A visita do imperador incógnito
No final de fevereiro de 1872, D. Maria Henriqueta acolheu um hóspede especial: o imperador do Brasil, D. Pedro II, que viajava em segredo sob o título de duque de Alcântara, acompanhado pela esposa, D. Teresa Cristina Maria, e uma comitiva de dezassete pessoas.
A visita a Portugal tinha um objetivo específico: ver o Palácio de Cristal do Porto, um marco arquitetónico e cultural da cidade, inaugurado sete anos antes e conhecido pelo seu charme singular.
A conta exorbitante e o litígio judicial
Após três dias de estadia, chegou o momento de liquidar a conta, que somava 4.500 réis. D. Pedro II, achando o valor elevado, ordenou ao seu mordomo, Nicolau António do Vale da Gama, que se recusasse a pagar e instruísse o cônsul do Brasil no Porto, Manuel José Rebelo, a apresentar uma queixa em tribunal, acusando D. Maria Henriqueta de especulação.
Seguiu-se uma batalha judicial que durou cinco anos, até que, a 6 de outubro de 1877, o tribunal da segunda vara civil do Porto deu razão à hoteleira, considerando a quantia justa e não especulativa.
A ousada jornada ao Brasil para cobrar a dívida
Com a sentença favorável, D. Maria Henriqueta dirigiu-se ao consulado do Brasil para exigir o pagamento. Frente à recusa do cônsul, tomou uma decisão ousada: viajar para o Brasil e cobrar diretamente do imperador. Esta atitude, sem precedentes para a época, demonstrou a determinação da empresária portuense, que partiu numa longa viagem ao Rio de Janeiro.
Ao chegar ao Brasil, D. Maria Henriqueta deparou-se com novos desafios, incluindo a dificuldade de obter uma audiência com o imperador. Não desistindo, decidiu recorrer aos jornais para expor a situação, transformando a disputa numa questão de interesse público. A imprensa brasileira rapidamente deu destaque ao caso, que começou a resvalar para o escândalo.
O desfecho inesperado: Portugueses pagam a dívida
A situação tornou-se de tal forma embaraçosa que dois portugueses ricos residentes no Rio de Janeiro decidiram intervir. Pagaram a dívida ao hotel e financiaram a viagem de regresso de D. Maria Henriqueta a Portugal, pondo fim a um episódio que ameaçava manchar a reputação de D. Pedro II.
A última visita e o desfecho trágico
Dezassete anos após o incidente, D. Pedro II voltaria ao Porto, agora como exilado, após a proclamação da República no Brasil, a 15 de novembro de 1889. Desta vez, hospedou-se no Grande Hotel do Porto, na rua de Santa Catarina, onde, a 28 de dezembro de 1889, a imperatriz D. Teresa Cristina Maria faleceu num dos quartos. Esta última visita marcaria o fim de um capítulo dramático e romântico na história do monarca brasileiro em terras portuguesas.

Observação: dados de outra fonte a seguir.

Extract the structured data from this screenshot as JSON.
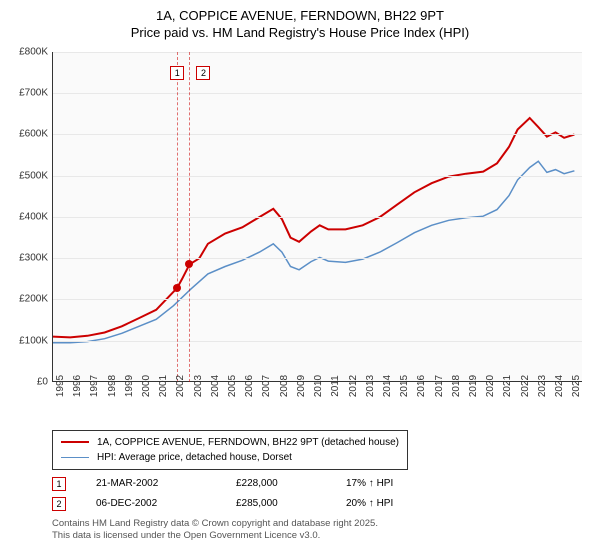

Uma história de confronto, resiliência e prestígio
A passagem de D. Pedro II pelo Porto revela muito sobre a mentalidade da época e o contraste entre a honra aristocrática e a tenacidade de uma empresária que não hesitou em desafiar um imperador.
D. Maria Henriqueta demonstrou resiliência e uma coragem pouco comum ao defender os seus direitos, mesmo perante o poder e influência de uma figura imperial. Esta história é mais do que uma anedota histórica; é um reflexo de tempos em que a honra e a reputação pesavam tanto quanto a riqueza ou o poder.
Embora a dívida tenha sido paga por terceiros, o episódio tornou-se célebre e adicionou mais uma página de episódios curiosos à história do Porto. Esta cidade, que já viu imperadores, reis e outros ilustres hóspedes passarem pelos seus salões, ficou também marcada pela perseverança de uma mulher que, de forma ousada, não se curvou perante o título, mas lutou pelo que acreditava ser justo.